The present paper reports on a lab experiment studying different mechanisms for aggregating dispersed information. We use the controlled conditions of the experimental laboratory to compare the quality of predictions of an unknown quantity stemming from (1) participants’ estimates, (2) continuous double auction, or CDA, market prices and (3) call auction, or CA, market prices. We find that prices in a CDA constitute the best aggregation mechanism, characterized by the lowest prediction error.

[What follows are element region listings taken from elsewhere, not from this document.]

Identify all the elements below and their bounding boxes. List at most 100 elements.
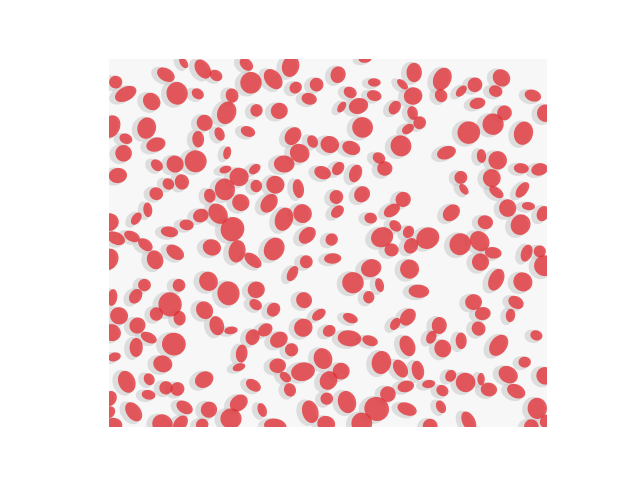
blood-cell-mask (536, 104, 547, 122)
blood-cell-mask (129, 338, 143, 357)
blood-cell-mask (377, 161, 393, 176)
blood-cell-mask (279, 371, 292, 383)
blood-cell-mask (225, 88, 239, 103)
blood-cell-mask (469, 97, 486, 109)
blood-cell-mask (224, 326, 238, 335)
blood-cell-mask (389, 317, 401, 330)
blood-cell-mask (166, 155, 184, 173)
blood-cell-mask (140, 331, 157, 344)
blood-cell-mask (204, 188, 216, 203)
blood-cell-mask (372, 152, 386, 164)
blood-cell-mask (536, 367, 547, 385)
blood-cell-mask (143, 373, 155, 386)
blood-cell-mask (179, 219, 194, 231)
blood-cell-mask (527, 397, 547, 419)
blood-cell-mask (536, 205, 547, 222)
blood-cell-mask (489, 185, 504, 199)
blood-cell-mask (455, 85, 467, 97)
blood-cell-mask (488, 151, 507, 170)
blood-cell-mask (200, 401, 218, 418)
blood-cell-mask (229, 167, 249, 187)
blood-cell-mask (411, 360, 425, 380)
blood-cell-mask (348, 98, 369, 114)
blood-cell-mask (228, 240, 246, 263)
blood-cell-mask (513, 121, 534, 145)
blood-cell-mask (199, 271, 218, 291)
blood-cell-mask (232, 363, 246, 372)
blood-cell-mask (220, 217, 245, 242)
blood-cell-mask (266, 302, 281, 317)
blood-cell-mask (331, 205, 344, 218)
blood-cell-mask (408, 284, 430, 298)
blood-cell-mask (146, 250, 164, 270)
blood-cell-mask (117, 370, 136, 393)
blood-cell-mask (158, 292, 182, 317)
blood-cell-mask (313, 348, 333, 370)
blood-cell-mask (194, 59, 212, 79)
blood-cell-mask (202, 239, 222, 256)
blood-cell-mask (166, 244, 185, 261)
blood-cell-mask (299, 255, 313, 269)
blood-cell-mask (434, 89, 448, 103)
blood-cell-mask (176, 400, 193, 415)
blood-cell-mask (166, 81, 188, 105)
blood-cell-mask (403, 238, 419, 254)
blood-cell-mask (508, 295, 524, 310)
blood-cell-mask (284, 127, 302, 146)
blood-cell-mask (270, 331, 288, 348)
blood-cell-mask (465, 294, 482, 311)
blood-cell-mask (109, 406, 116, 419)
blood-cell-mask (109, 352, 121, 362)
blood-cell-mask (214, 178, 236, 201)
blood-cell-mask (484, 247, 502, 259)
blood-cell-mask (152, 414, 173, 427)
blood-cell-mask (476, 149, 487, 163)
blood-cell-mask (533, 245, 546, 258)
blood-cell-mask (406, 62, 422, 83)
blood-cell-mask (292, 179, 305, 199)
blood-cell-mask (397, 402, 417, 416)
blood-cell-mask (354, 186, 371, 203)
blood-cell-mask (375, 278, 385, 293)
blood-cell-mask (513, 272, 533, 292)
blood-cell-mask (445, 369, 457, 382)
blood-cell-mask (437, 145, 456, 160)
blood-cell-mask (426, 330, 437, 344)
blood-cell-mask (119, 133, 133, 144)
blood-cell-mask (160, 226, 179, 238)
blood-cell-mask (524, 419, 539, 427)
blood-cell-mask (407, 106, 418, 120)
blood-cell-mask (298, 226, 316, 244)
blood-cell-mask (390, 135, 412, 157)
micrograph-panel (109, 59, 547, 427)
blood-cell-mask (141, 389, 156, 400)
blood-cell-mask (397, 380, 415, 393)
blood-cell-mask (422, 379, 436, 389)
blood-cell-mask (247, 281, 265, 299)
blood-cell-mask (454, 170, 468, 184)
blood-cell-mask (109, 213, 119, 232)
blood-cell-mask (257, 403, 268, 417)
blood-cell-mask (289, 143, 310, 163)
blood-cell-mask (497, 105, 512, 121)
blood-cell-mask (184, 150, 207, 173)
blood-cell-mask (301, 92, 317, 105)
blood-cell-mask (129, 288, 143, 304)
blood-cell-mask (482, 169, 501, 188)
blood-cell-mask (250, 104, 263, 117)
blood-cell-mask (208, 203, 228, 224)
blood-cell-mask (114, 85, 137, 102)
blood-cell-mask (361, 259, 382, 278)
blood-cell-mask (146, 137, 166, 152)
blood-cell-mask (480, 382, 498, 397)
blood-cell-mask (249, 298, 262, 311)
blood-cell-mask (157, 67, 175, 82)
blood-cell-mask (492, 69, 511, 87)
blood-cell-mask (109, 231, 125, 246)
blood-cell-mask (314, 166, 331, 180)
blood-cell-mask (162, 178, 175, 190)
blood-cell-mask (173, 415, 188, 427)
blood-cell-mask (296, 292, 313, 309)
blood-cell-mask (191, 88, 204, 100)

The outperformance of the CDA is in line with the recent successes of prediction markets and it supports the use of market mechanisms for information aggregation. However, while the CDA outperforms the other aggregation mechanisms, it is at the same time the most complex of the mechanisms employed in our study. A simple estimate (even with incentivization) can be elicited very quickly and using any medium (verbal, paper, online). Conducting a continuous auction market requires considerable investment both in terms of the solicitor’s infrastructure and of participants’ time. Furthermore, the possibility of observing no or only few trades—and the potential cost of guarding against this eventuality—should also be taken into consideration. Whether these additional monetary and non-monetary costs are justified cannot be answered in general. Instead, this question needs to be answered on a case-by-case basis, weighing the CDA’s greater costs against the benefits that can be derived from the greater forecast precision it offers.

We hope that, in addition to our results per se, our methodology may also help future researchers. Having participants handle and estimate the value of multiple types of coins in a jar and providing them with varying levels of information about the coins in the jar allows for studying both ambiguity and risk, and for implementing a number of valuable treatment variations. For future research, it would for example be interesting to apply the approach of Budescu and Chen (2014) to our setting. They compare individual participants’ performance with that of the group and then let only above-average participants (i.e., ‘experts’) interact with each other in a second round. As pointed out in the previous section, we would also consider it a worthwhile endeavor to test the performance of our aggregation mechanisms using assets which experimental participants tend to over-instead of underestimate.